Winston admits to 'poor word choice' in speech to school children

theScore Staff
Reinhold Matay / USA TODAY Sports

Tampa Bay Buccaneers quarterback Jameis Winston was a guest speaker at a Tampa-area elementary school Wednesday and during his appearance, he copped to a "poor word choice" he made in an attempt to reach his young listeners.

According to Tom Jones of the Tampa Bay Times, Winston was speaking to a group of children from the third to fifth grade when some in the crowd grew inattentive.

Winston then tried to address only the boys in the audience and get across a particular message.

"All my young boys, stand up. The ladies, sit down. But all my boys, stand up," Winston said, according to Jones. "We strong, right? We strong! We strong, right? All my boys, tell me one time: I can do anything I put my mind to. Now, a lot of boys aren't supposed to be soft-spoken. You know what I'm saying? One day ya'll are going to have a very deep voice like this. One day, you'll have a very, very deep voice.

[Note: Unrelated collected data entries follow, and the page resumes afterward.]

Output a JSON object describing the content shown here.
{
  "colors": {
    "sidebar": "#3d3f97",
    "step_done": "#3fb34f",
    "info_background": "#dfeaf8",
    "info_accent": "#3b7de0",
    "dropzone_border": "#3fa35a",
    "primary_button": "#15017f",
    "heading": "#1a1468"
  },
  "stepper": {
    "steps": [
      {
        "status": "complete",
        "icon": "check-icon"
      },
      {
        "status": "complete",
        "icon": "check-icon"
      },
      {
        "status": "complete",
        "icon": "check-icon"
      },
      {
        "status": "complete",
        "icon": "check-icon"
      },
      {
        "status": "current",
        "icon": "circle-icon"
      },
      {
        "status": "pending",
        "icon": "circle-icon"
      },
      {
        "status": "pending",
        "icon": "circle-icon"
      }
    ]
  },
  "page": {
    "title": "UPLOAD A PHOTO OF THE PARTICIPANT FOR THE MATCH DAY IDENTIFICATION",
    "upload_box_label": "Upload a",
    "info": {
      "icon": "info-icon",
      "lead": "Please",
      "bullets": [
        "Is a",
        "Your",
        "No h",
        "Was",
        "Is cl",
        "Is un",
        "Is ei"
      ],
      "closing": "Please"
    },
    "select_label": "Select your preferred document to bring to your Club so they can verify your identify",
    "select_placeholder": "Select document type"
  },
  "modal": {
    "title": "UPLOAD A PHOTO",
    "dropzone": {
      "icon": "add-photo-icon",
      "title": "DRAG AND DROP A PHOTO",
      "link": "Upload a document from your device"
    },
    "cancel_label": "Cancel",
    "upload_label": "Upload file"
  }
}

"But the ladies, they're supposed to be silent, polite, gentle. My men, my men supposed to be strong. I want y'all to tell me what the third rule of life is: I can do anything I put my mind to. Scream it!"

Winston was later asked to clarify his comments.

"I was making an effort to interact with a young male in the audience who didn't seem to be paying attention, and I didn't want to single him out so I asked all the boys to stand up. During my talk, I used a poor word choice that may have overshadowed that positive message for some," Winston said.

Such appearances by pro athletes are commonplace and aren't typically cause for national news.

Winston's past is complicated, however. His college career included a sexual assault allegation in 2012. Winston was never charged and the civil lawsuit was settled in December. He was also disciplined and suspended for one half of play for making an offensive remark on campus in 2014.

Since being selected by the Buccaneers with the No. 1 pick in the 2015 draft, Winston has been devoid of controversy and an ambassador for both the team and for his adopted home of Tampa Bay.